DIOTIME.

Francfort était politiquement une ville libre, historiquement une ville impériale. Elle se vantait de tirer son nom du passage des armées de Charlemagne, et gardait avec orgueil la bulle d'or de Charles IV dans son antique Rœmer, où se faisaient l'élection et le couronnement des empereurs. Mais elle avait, comme les cités italiennes, son gouvernement municipal où les artisans avaient part. Elle élisait, en des scrutins compliqués à la vénitienne, ses magistrats pour une durée très-courte. Pas plus que la commune de Florence, elle n'entendait qu'on vint du dehors s'immiscer dans ses affaires.

MARCEL.

Vous n'allez pas comparer, je suppose, Francfort à Florence?

DIOTIME.

Il ne faudrait pas m'en défier. Je ne voudrais pas pousser la chose à outrance: mais quelques traits généraux de comparaison, je les trouverais bien dans le site, dans la physionomie, dans l'activité propre aux deux villes.

ÉLIE.

Je n'ai jamais vu Francfort, quoique j'aie fait une partie de mes études à Heidelberg.

DIOTIME.

Francfort est une des villes les plus agréables que je connaisse, et des plus originales par ses contrastes. Elle est assise sur les bords d'une rivière charmante, dans une large vallée, bornée à l'horizon par la chaîne du Taunus, que l'on a comparée aux montagnes de la Sabine.
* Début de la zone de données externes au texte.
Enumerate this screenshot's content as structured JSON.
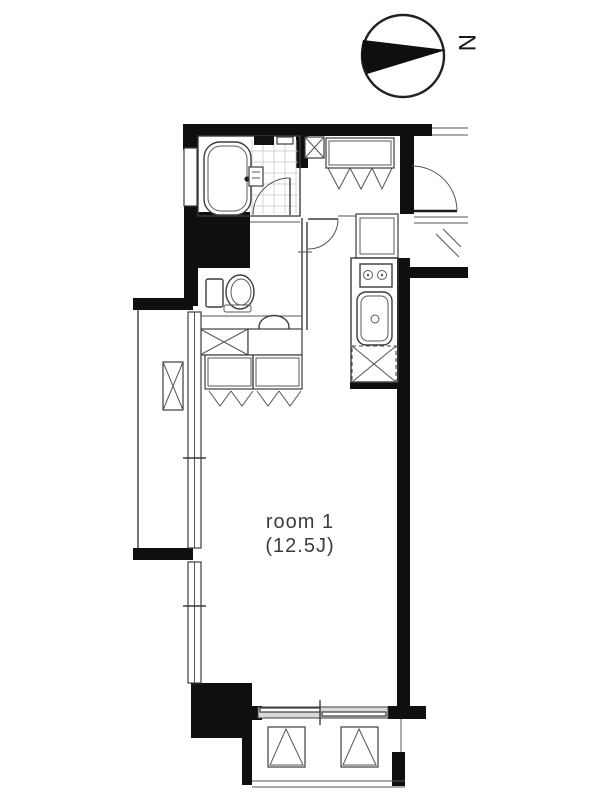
{
  "palette": {
    "background": "#ffffff",
    "wall": "#0f0f0f",
    "line": "#3c3c3c",
    "tile_line": "#c9c9c9",
    "glass_gray": "#d9d9d9",
    "label_text": "#3c3c3c"
  },
  "compass": {
    "label": "N",
    "direction": "north-points-right"
  },
  "room": {
    "name": "room 1",
    "size": "(12.5J)"
  },
  "fixtures": [
    "bathtub",
    "bathroom-door",
    "shower-mixer",
    "pipe-shaft-x-box",
    "entry-shoe-closet-bifold",
    "entry-door",
    "washroom-door",
    "toilet",
    "washbasin-oval",
    "washer-space-x-box",
    "closet-bifold-doors",
    "kitchen-cabinet",
    "stove-two-burner",
    "kitchen-sink",
    "refrigerator-space-dashed-x",
    "left-balcony",
    "balcony-ac-box",
    "sliding-windows",
    "bottom-balcony",
    "balcony-sliding-door",
    "planter-triangle-boxes"
  ]
}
Aujourd'hui les remparts de Francfort sont abattus, mais au temps de Gœthe ils se dressaient, rudes et noircis, au milieu des prairies, des vergers, des jardins, où l'air pur qui descend des cimes boisées entretient une fraîcheur délicieuse. Sa vieille cathédrale, les hautes grilles de ses couvents, ses tours, ses ruelles tortueuses, ses escaliers obscurs s'enfonçant sous des voûtes profondes, son immonde Ghetto, ses toits aigus habités des cigognes, rendaient présent et vivant dans Francfort tout le moyen âge. Les fêtes du couronnement avec leurs pompes traditionnelles, les grandes foires privilégiées depuis le XIVe siècle et qui s'ouvraient au pied du Rœmer par des cortèges symboliques, le gymnase dont la fondation datait du XVIe siècle, l'esprit indépendant et railleur de la population, son goût vif pour le théâtre, animaient et relevaient dans cette cité marchande la médiocrité de la vie bourgeoise. Comme dans tous les pays protestants, le désir du progrès et la culture y descendaient jusqu'au plus bas des couches populaires; les artisans étaient aisés et instruits. La Bible imagée, le chant des psaumes, les vieilles légendes du Rhin entretenaient au foyer et même au comptoir une certaine flamme poétique. On croyait dans Francfort à la puissance des livres; on leur faisait l'honneur de les brûler.